What expats say: Lack of customer service and friendliness

Nathan Brown, born and raised in Western Canada, came to Brno with his wife (also Canadian) in early 2004. He owns the business CZECH POINT 101 which offers property services to foreign and local investors.

What do you like about Brno?

My wife and I have always loved a number of things about Brno but I will state just a few.

One is the excellent public transport system. Coming from Canada where infrastructure is based on everyone having a car, we found it refreshing not needing one. If required, we would rent a car. This is something which is really exceptional about Brno and perhaps also for other parts of Europe which we don’t experience in Canada. Now we have two children so a car has become necessary but it was only a purchase in the last three months and we lived happily without one for over 5 years.

The cost of some things are very reasonable here. Food is much cheaper, whether at restaurants or grocery stores. A high end meal here is about 1/3 less than a similar quality meal in Canada. The service is still not to the same level as Canada but overall the experience is quite good. Health care is also much cheaper and of good quality.

The Czech countryside is very beautiful. I love road biking and the roads here are very interesting and there is an endless possibility of routes in the countryside on roads which are rarely used. Along the way it is possible to eat fresh fruit right off your bike!

What you don’t like about Brno?

As expressed by some other foreigners, we have found the lack of customer service and friendliness at times quite shocking. We try not to dwell on it now but when we first moved here we would have usually an ‘experience of the week’ where we would have some terrible experience, whether at the Post Office, at a local grocery store, on public transport or elsewhere.

My wife has had particularly bad experiences on public transport (and part of the reason we bought a car) as she tried to navigate with two children on them. On more than one occasion she had the door shut on her as she was in the middle of moving a baby carriage (pram) in or out of the tram, even though she was in full sight of the driver and had pushed the baby carriage button.

On another occasion it was last stop for a tram and she purposely didn’t push the baby carriage button because there was a clear line of site from the driver to the back of the tram, no one else on the tram and she thought the ringing might be irritating for the driver. After she got off the driver proceeded to come out of the tram, make a big scene and yell at her for not pushing the button. She said it was difficult to explain to our two year old afterward why this man yelled at her.

Our two year old always liked to wave at tram or bus drivers after getting off the bus but in the probably close to 50 times I have been with him when he did this he only got a wave back 2 or 3 times. Most chose to ignore him. This is also hard to explain to a two year old.

Do you know some “best practices” or experience from living in other cities which could be of use in Brno, too?

While we are rarely out late these days, we do find it fairly strange that public transport goes to almost no options after 11 pm. Half an hour between buses is really a long time.

Also, government offices which regularly deal with foreigners, such as the foreign police, should at least have someone in the office who speaks English and that they are willing to try to help with the communication.

What do you think is its advantage compared with other cities?

Brno feels like a small city. I am not sure what it is but it seems very easy to get around and get things done (during the day). My wife and I both find Prague very exhausting even if there with visitors. It is so busy and takes a lot of effort to move between locations.

Where do you see the way how to make Brno more open and attractive for foreigns (expats)?

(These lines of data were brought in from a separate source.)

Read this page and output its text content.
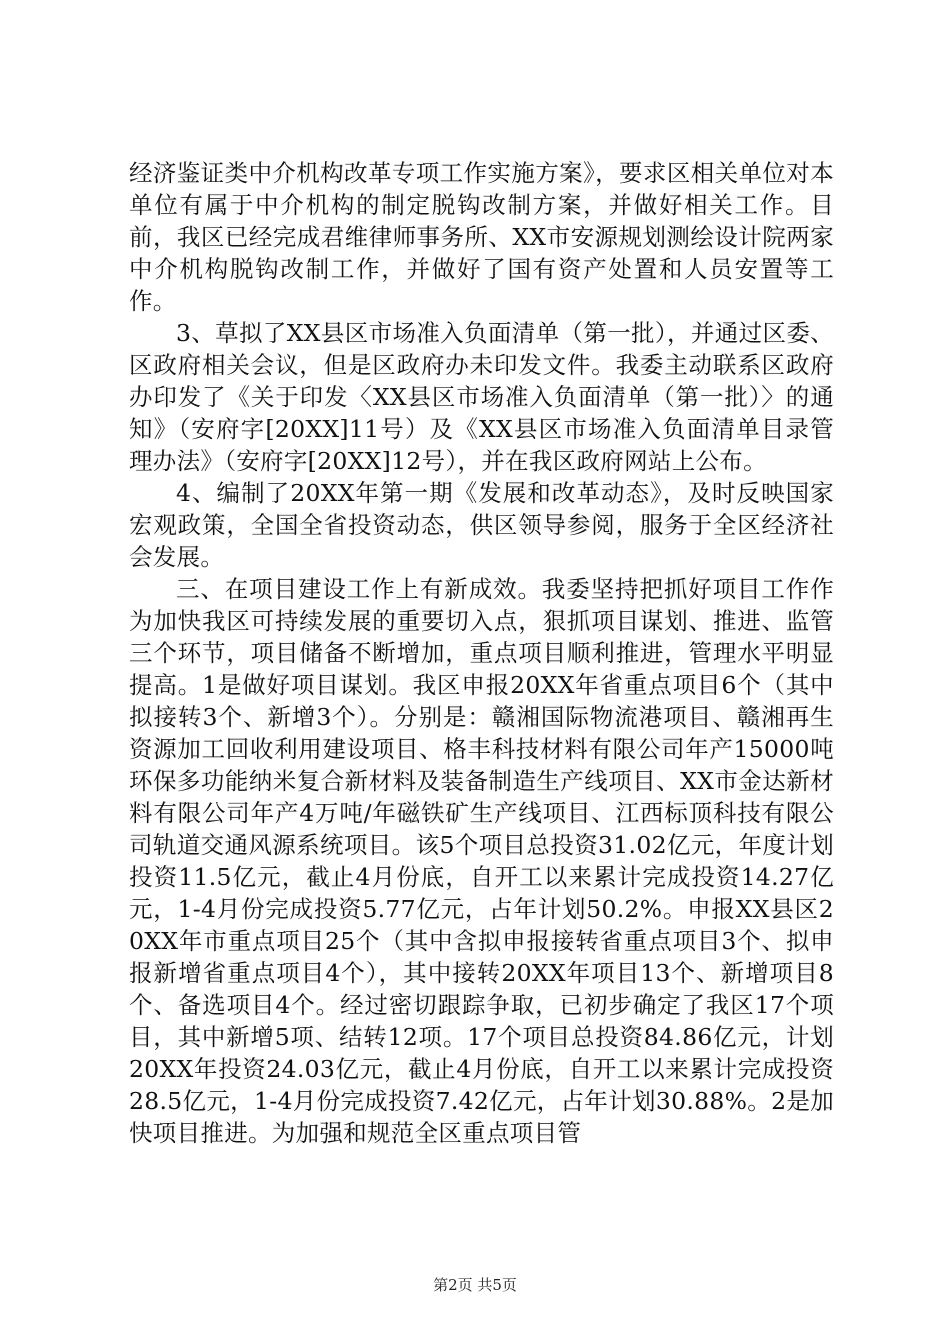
经济鉴证类中介机构改革专项工作实施方案》，要求区相关单位对本单位有属于中介机构的制定脱钩改制方案，并做好相关工作。目前，我区已经完成君维律师事务所、XX市安源规划测绘设计院两家中介机构脱钩改制工作，并做好了国有资产处置和人员安置等工作。

3、草拟了XX县区市场准入负面清单（第一批），并通过区委、区政府相关会议，但是区政府办未印发文件。我委主动联系区政府办印发了《关于印发〈XX县区市场准入负面清单（第一批）〉的通知》（安府字[20XX]11号）及《XX县区市场准入负面清单目录管理办法》（安府字[20XX]12号），并在我区政府网站上公布。

4、编制了20XX年第一期《发展和改革动态》，及时反映国家宏观政策，全国全省投资动态，供区领导参阅，服务于全区经济社会发展。

三、在项目建设工作上有新成效。我委坚持把抓好项目工作作为加快我区可持续发展的重要切入点，狠抓项目谋划、推进、监管三个环节，项目储备不断增加，重点项目顺利推进，管理水平明显提高。1是做好项目谋划。我区申报20XX年省重点项目6个（其中拟接转3个、新增3个）。分别是：赣湘国际物流港项目、赣湘再生资源加工回收利用建设项目、格丰科技材料有限公司年产15000吨环保多功能纳米复合新材料及装备制造生产线项目、XX市金达新材料有限公司年产4万吨/年磁铁矿生产线项目、江西标顶科技有限公司轨道交通风源系统项目。该5个项目总投资31.02亿元，年度计划投资11.5亿元，截止4月份底，自开工以来累计完成投资14.27亿元，1-4月份完成投资5.77亿元，占年计划50.2%。申报XX县区20XX年市重点项目25个（其中含拟申报接转省重点项目3个、拟申报新增省重点项目4个），其中接转20XX年项目13个、新增项目8个、备选项目4个。经过密切跟踪争取，已初步确定了我区17个项目，其中新增5项、结转12项。17个项目总投资84.86亿元，计划20XX年投资24.03亿元，截止4月份底，自开工以来累计完成投资28.5亿元，1-4月份完成投资7.42亿元，占年计划30.88%。2是加快项目推进。为加强和规范全区重点项目管

第2页 共5页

It has gotten better and better since we have been here but one of the biggest things would be to have more English speaking staff in shops, offices, etc. It is true that we are living in Czech Republic but it is also a matter of hospitality and good business sense to have English speaking staff if your business is frequented by foreigners.

What place in Brno you think is really unique and should be more promoted?

We live close to the path along the Svratka river and this is really a wonderful place to bike, walk or roller blade. It does get quite busy in the summer so maybe I shouldn’t promote it more!